Louisa Dris-Aït Hamadouche, observatrice avisée du hirak et ayant pris part, trois ans durant, aux marches, aux débats et à diverses rencontres organisées par des acteurs politiques, a choisi d’aborder la question de la «représentation dans le mouvement».
L’analyse du mouvement populaire du 22 février 2019, le hirak, a donné suite à de nombreuses publications ces derniers mois. Il y a de tout et de toutes les couleurs. Des dizaines d’ouvrages ont été publiés. Certains sont sérieux, d’autres sont, en revanche, superficiels et de moindre valeur. Mais rares sont les analyses faites avec beaucoup de recul et prenant des aspects particuliers et essentiels pour la compréhension du mouvement lui-même.
Louisa Dris-Aït Hamadouche, politologue, vient d’en livrer une. Observatrice avisée du hirak et ayant pris part, trois ans durant, aux marches, aux débats et à diverses rencontres organisées par des acteurs politiques, cette enseignante à l’Université d’Alger a choisi d’aborder la question de la «représentation dans le mouvement».
Sous le titre «Les acteurs politiques et le hirak en Algérie : le dilemme de la représentation», la politologue revient dans son étude, réalisée pour le compte de l’Institut pour les sciences sociales et la recherche sur l’Algérie (ISSRA), sur cette problématique de taille que de nombreux observateurs ont posée après la suspension, puis l’interdiction par la répression des marches du hirak.
Remontant jusqu’au début de la contestation populaire, elle souligne d’emblée le rejet du leadership au nom «Yetnahaw Ga3 !» (qu’ils dégagent tous). «Parmi les problématiques analysées pendant et après ce soulèvement, citons le rôle des acteurs. En filigrane de cet aspect, s’est posée la représentation qui est rapidement apparue comme une problématique centrale. En effet, dans les manifestations, les réseaux sociaux et les prises de parole, apparaît, dès les premières semaines, une forte animosité à l’encontre de toute forme de représentation et d’organisation. Que celle-ci concerne les partis politiques connus ou les symboles qui ont émergé à cette période», rappelle-t-elle.
Partant de ce fait, la politologue analyse les éléments objectifs et subjectifs ayant conduit à ce résultat, en l’occurrence la grave crise de représentation et de la représentativité en Algérie.

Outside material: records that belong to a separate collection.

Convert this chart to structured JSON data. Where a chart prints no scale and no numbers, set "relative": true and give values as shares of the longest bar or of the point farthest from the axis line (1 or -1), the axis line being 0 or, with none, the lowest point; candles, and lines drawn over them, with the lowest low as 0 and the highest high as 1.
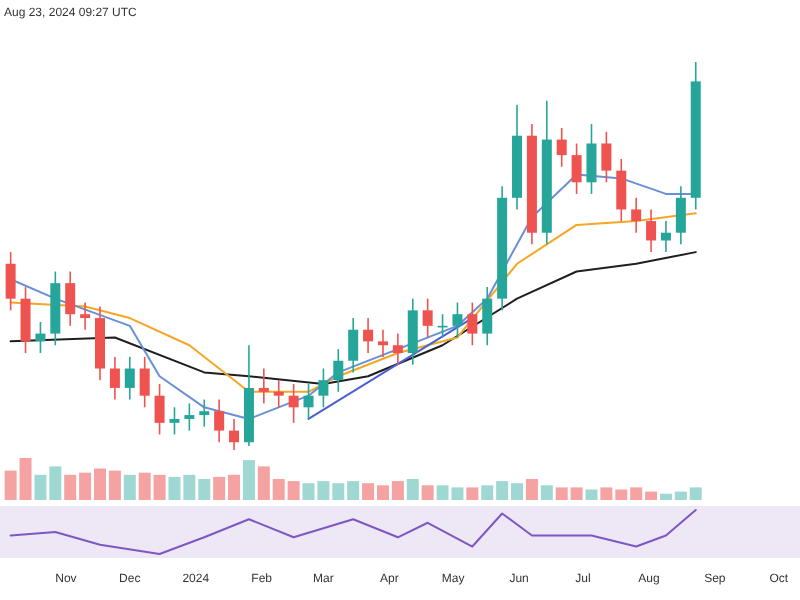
{
  "chart_data": [
    {
      "type": "candlestick",
      "relative": true,
      "annotations": [
        "Aug 23, 2024 09:27 UTC"
      ],
      "tick_labels": false,
      "xlim": [
        "2023-10-01",
        "2024-10-11"
      ],
      "x": [
        "2023-10-06",
        "2023-10-13",
        "2023-10-20",
        "2023-10-27",
        "2023-11-03",
        "2023-11-10",
        "2023-11-17",
        "2023-11-24",
        "2023-12-01",
        "2023-12-08",
        "2023-12-15",
        "2023-12-22",
        "2023-12-29",
        "2024-01-05",
        "2024-01-12",
        "2024-01-19",
        "2024-01-26",
        "2024-02-02",
        "2024-02-09",
        "2024-02-16",
        "2024-02-23",
        "2024-03-01",
        "2024-03-08",
        "2024-03-15",
        "2024-03-22",
        "2024-03-29",
        "2024-04-05",
        "2024-04-12",
        "2024-04-19",
        "2024-04-26",
        "2024-05-03",
        "2024-05-10",
        "2024-05-17",
        "2024-05-24",
        "2024-05-31",
        "2024-06-07",
        "2024-06-14",
        "2024-06-21",
        "2024-06-28",
        "2024-07-05",
        "2024-07-12",
        "2024-07-19",
        "2024-07-26",
        "2024-08-02",
        "2024-08-09",
        "2024-08-16",
        "2024-08-23"
      ],
      "ohlc": [
        [
          0.48,
          0.51,
          0.36,
          0.39
        ],
        [
          0.39,
          0.42,
          0.25,
          0.28
        ],
        [
          0.28,
          0.33,
          0.25,
          0.3
        ],
        [
          0.3,
          0.46,
          0.27,
          0.43
        ],
        [
          0.43,
          0.46,
          0.32,
          0.35
        ],
        [
          0.35,
          0.38,
          0.31,
          0.34
        ],
        [
          0.34,
          0.37,
          0.18,
          0.21
        ],
        [
          0.21,
          0.24,
          0.13,
          0.16
        ],
        [
          0.16,
          0.24,
          0.13,
          0.21
        ],
        [
          0.21,
          0.24,
          0.11,
          0.14
        ],
        [
          0.14,
          0.17,
          0.04,
          0.07
        ],
        [
          0.07,
          0.11,
          0.04,
          0.08
        ],
        [
          0.08,
          0.12,
          0.05,
          0.09
        ],
        [
          0.09,
          0.13,
          0.06,
          0.1
        ],
        [
          0.1,
          0.13,
          0.02,
          0.05
        ],
        [
          0.05,
          0.08,
          0,
          0.02
        ],
        [
          0.02,
          0.27,
          0.01,
          0.16
        ],
        [
          0.16,
          0.21,
          0.12,
          0.15
        ],
        [
          0.15,
          0.18,
          0.11,
          0.14
        ],
        [
          0.14,
          0.17,
          0.07,
          0.11
        ],
        [
          0.11,
          0.17,
          0.08,
          0.14
        ],
        [
          0.14,
          0.21,
          0.11,
          0.18
        ],
        [
          0.18,
          0.26,
          0.15,
          0.23
        ],
        [
          0.23,
          0.34,
          0.2,
          0.31
        ],
        [
          0.31,
          0.34,
          0.25,
          0.28
        ],
        [
          0.28,
          0.31,
          0.24,
          0.27
        ],
        [
          0.27,
          0.3,
          0.22,
          0.25
        ],
        [
          0.25,
          0.39,
          0.22,
          0.36
        ],
        [
          0.36,
          0.39,
          0.29,
          0.32
        ],
        [
          0.32,
          0.35,
          0.29,
          0.32
        ],
        [
          0.32,
          0.38,
          0.29,
          0.35
        ],
        [
          0.35,
          0.38,
          0.27,
          0.3
        ],
        [
          0.3,
          0.42,
          0.27,
          0.39
        ],
        [
          0.39,
          0.68,
          0.36,
          0.65
        ],
        [
          0.65,
          0.89,
          0.62,
          0.81
        ],
        [
          0.81,
          0.84,
          0.53,
          0.56
        ],
        [
          0.56,
          0.9,
          0.53,
          0.8
        ],
        [
          0.8,
          0.83,
          0.73,
          0.76
        ],
        [
          0.76,
          0.79,
          0.66,
          0.69
        ],
        [
          0.69,
          0.84,
          0.66,
          0.79
        ],
        [
          0.79,
          0.82,
          0.69,
          0.72
        ],
        [
          0.72,
          0.75,
          0.59,
          0.62
        ],
        [
          0.62,
          0.65,
          0.56,
          0.59
        ],
        [
          0.59,
          0.62,
          0.51,
          0.54
        ],
        [
          0.54,
          0.59,
          0.51,
          0.56
        ],
        [
          0.56,
          0.68,
          0.53,
          0.65
        ],
        [
          0.65,
          1,
          0.62,
          0.95
        ]
      ],
      "colors": [
        "#ef5350",
        "#ef5350",
        "#26a69a",
        "#26a69a",
        "#ef5350",
        "#ef5350",
        "#ef5350",
        "#ef5350",
        "#26a69a",
        "#ef5350",
        "#ef5350",
        "#26a69a",
        "#26a69a",
        "#26a69a",
        "#ef5350",
        "#ef5350",
        "#26a69a",
        "#ef5350",
        "#ef5350",
        "#ef5350",
        "#26a69a",
        "#26a69a",
        "#26a69a",
        "#26a69a",
        "#ef5350",
        "#ef5350",
        "#ef5350",
        "#26a69a",
        "#ef5350",
        "#26a69a",
        "#26a69a",
        "#ef5350",
        "#26a69a",
        "#26a69a",
        "#26a69a",
        "#ef5350",
        "#26a69a",
        "#ef5350",
        "#ef5350",
        "#26a69a",
        "#ef5350",
        "#ef5350",
        "#ef5350",
        "#ef5350",
        "#26a69a",
        "#26a69a",
        "#26a69a"
      ],
      "series": [
        {
          "type": "line",
          "color": "#1f1f1f",
          "x": [
            "2023-10-06",
            "2023-11-24",
            "2024-01-05",
            "2024-01-26",
            "2024-03-01",
            "2024-03-22",
            "2024-04-26",
            "2024-05-31",
            "2024-06-28",
            "2024-07-26",
            "2024-08-23"
          ],
          "values": [
            0.28,
            0.29,
            0.2,
            0.19,
            0.17,
            0.19,
            0.27,
            0.39,
            0.46,
            0.48,
            0.51
          ]
        },
        {
          "type": "line",
          "color": "#f5a623",
          "x": [
            "2023-10-06",
            "2023-11-10",
            "2023-12-01",
            "2023-12-29",
            "2024-01-26",
            "2024-02-23",
            "2024-03-08",
            "2024-04-05",
            "2024-05-03",
            "2024-05-31",
            "2024-06-28",
            "2024-07-26",
            "2024-08-23"
          ],
          "values": [
            0.38,
            0.37,
            0.34,
            0.27,
            0.15,
            0.15,
            0.19,
            0.25,
            0.29,
            0.48,
            0.58,
            0.59,
            0.61
          ]
        },
        {
          "type": "line",
          "color": "#6b8fd6",
          "x": [
            "2023-10-06",
            "2023-10-27",
            "2023-12-01",
            "2023-12-15",
            "2024-01-05",
            "2024-01-26",
            "2024-02-23",
            "2024-03-08",
            "2024-04-05",
            "2024-05-03",
            "2024-05-17",
            "2024-06-07",
            "2024-06-28",
            "2024-07-19",
            "2024-08-09",
            "2024-08-23"
          ],
          "values": [
            0.44,
            0.39,
            0.32,
            0.19,
            0.11,
            0.08,
            0.14,
            0.2,
            0.26,
            0.32,
            0.39,
            0.6,
            0.71,
            0.7,
            0.66,
            0.66
          ]
        },
        {
          "type": "line",
          "color": "#4c5fd5",
          "x": [
            "2024-02-23",
            "2024-05-10"
          ],
          "values": [
            0.08,
            0.34
          ]
        }
      ]
    },
    {
      "type": "bar",
      "relative": true,
      "tick_labels": false,
      "xlim": [
        "2023-10-01",
        "2024-10-11"
      ],
      "x": [
        "2023-10-06",
        "2023-10-13",
        "2023-10-20",
        "2023-10-27",
        "2023-11-03",
        "2023-11-10",
        "2023-11-17",
        "2023-11-24",
        "2023-12-01",
        "2023-12-08",
        "2023-12-15",
        "2023-12-22",
        "2023-12-29",
        "2024-01-05",
        "2024-01-12",
        "2024-01-19",
        "2024-01-26",
        "2024-02-02",
        "2024-02-09",
        "2024-02-16",
        "2024-02-23",
        "2024-03-01",
        "2024-03-08",
        "2024-03-15",
        "2024-03-22",
        "2024-03-29",
        "2024-04-05",
        "2024-04-12",
        "2024-04-19",
        "2024-04-26",
        "2024-05-03",
        "2024-05-10",
        "2024-05-17",
        "2024-05-24",
        "2024-05-31",
        "2024-06-07",
        "2024-06-14",
        "2024-06-21",
        "2024-06-28",
        "2024-07-05",
        "2024-07-12",
        "2024-07-19",
        "2024-07-26",
        "2024-08-02",
        "2024-08-09",
        "2024-08-16",
        "2024-08-23"
      ],
      "values": [
        0.7,
        1.0,
        0.6,
        0.8,
        0.6,
        0.65,
        0.75,
        0.7,
        0.6,
        0.65,
        0.6,
        0.55,
        0.6,
        0.5,
        0.55,
        0.6,
        0.95,
        0.8,
        0.5,
        0.45,
        0.4,
        0.45,
        0.4,
        0.45,
        0.4,
        0.35,
        0.45,
        0.5,
        0.35,
        0.35,
        0.3,
        0.3,
        0.35,
        0.45,
        0.4,
        0.5,
        0.35,
        0.3,
        0.3,
        0.25,
        0.3,
        0.25,
        0.3,
        0.2,
        0.15,
        0.2,
        0.3
      ],
      "colors": [
        "#f5a3a2",
        "#f5a3a2",
        "#9fd8d2",
        "#9fd8d2",
        "#f5a3a2",
        "#f5a3a2",
        "#f5a3a2",
        "#f5a3a2",
        "#9fd8d2",
        "#f5a3a2",
        "#f5a3a2",
        "#9fd8d2",
        "#9fd8d2",
        "#9fd8d2",
        "#f5a3a2",
        "#f5a3a2",
        "#9fd8d2",
        "#f5a3a2",
        "#f5a3a2",
        "#f5a3a2",
        "#9fd8d2",
        "#9fd8d2",
        "#9fd8d2",
        "#9fd8d2",
        "#f5a3a2",
        "#f5a3a2",
        "#f5a3a2",
        "#9fd8d2",
        "#f5a3a2",
        "#9fd8d2",
        "#9fd8d2",
        "#f5a3a2",
        "#9fd8d2",
        "#9fd8d2",
        "#9fd8d2",
        "#f5a3a2",
        "#9fd8d2",
        "#f5a3a2",
        "#f5a3a2",
        "#9fd8d2",
        "#f5a3a2",
        "#f5a3a2",
        "#f5a3a2",
        "#f5a3a2",
        "#9fd8d2",
        "#9fd8d2",
        "#9fd8d2"
      ]
    },
    {
      "type": "line",
      "relative": true,
      "tick_labels": "x",
      "xlim": [
        "2023-10-01",
        "2024-10-11"
      ],
      "xticks": [
        {
          "value": "2023-11-01",
          "label": "Nov"
        },
        {
          "value": "2023-12-01",
          "label": "Dec"
        },
        {
          "value": "2024-01-01",
          "label": "2024"
        },
        {
          "value": "2024-02-01",
          "label": "Feb"
        },
        {
          "value": "2024-03-01",
          "label": "Mar"
        },
        {
          "value": "2024-04-01",
          "label": "Apr"
        },
        {
          "value": "2024-05-01",
          "label": "May"
        },
        {
          "value": "2024-06-01",
          "label": "Jun"
        },
        {
          "value": "2024-07-01",
          "label": "Jul"
        },
        {
          "value": "2024-08-01",
          "label": "Aug"
        },
        {
          "value": "2024-09-01",
          "label": "Sep"
        },
        {
          "value": "2024-10-01",
          "label": "Oct"
        }
      ],
      "series": [
        {
          "color": "#7e57c2",
          "x": [
            "2023-10-06",
            "2023-10-27",
            "2023-11-17",
            "2023-12-15",
            "2024-01-05",
            "2024-01-26",
            "2024-02-16",
            "2024-03-15",
            "2024-04-05",
            "2024-04-19",
            "2024-05-10",
            "2024-05-24",
            "2024-06-07",
            "2024-07-05",
            "2024-07-26",
            "2024-08-09",
            "2024-08-23"
          ],
          "values": [
            0.42,
            0.5,
            0.21,
            0,
            0.38,
            0.79,
            0.38,
            0.79,
            0.38,
            0.71,
            0.17,
            0.92,
            0.42,
            0.42,
            0.17,
            0.42,
            1
          ]
        }
      ]
    }
  ]
}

Malgré l’émergence durant le hirak de figures politiques, dont certaines étaient déjà connues avant 2019 sur la scène politique, le mouvement, souligne-t-elle, est resté sans leader. Et cela pour diverses raisons, dont particulièrement la politique des autorités «visant manifestement à prévenir l’émergence de forces organisées».
«Cette politique comprend des méthodes douces, telles que la récupération et la cooptation, mais aussi un arsenal répressif d’une intensité ascendante», relève-t-elle. Selon elle, les «termes de la problématique de la représentation ne sont pas dominés par les éléments classiquement admis dans les sociétés traditionnelles où le paternalisme, le charisme et le zaimisme sont dominants». «Même si l’absence d’un leader naturel a exacerbé la compétition entre les figures symboliques, le hirak a porté des symboles qui l’ont en même temps paralysé, neutralisant ainsi un quelconque leadership.
De façon assez surprenante, il semble, en effet, que le rejet de la représentation constaté dans le hirak soit non seulement lié aux accumulations historiques internes liées à l’absence de démocratie, mais également à la crise de la représentation constatée dans les régimes démocratiques», développe-t-elle.
la politologue conclut ainsi à une réalité handicapante qui serait, fort probablement, à l’origine de l’issue de ce mouvement. «Le hirak a implicitement remis en cause la représentation sans représentativité et imposé temporairement une distorsion paradoxale en termes de soumission à la conformité. Dans le hirak, la minorité (représentants) s’est soumise à la majorité (représentés)», précise-t-elle.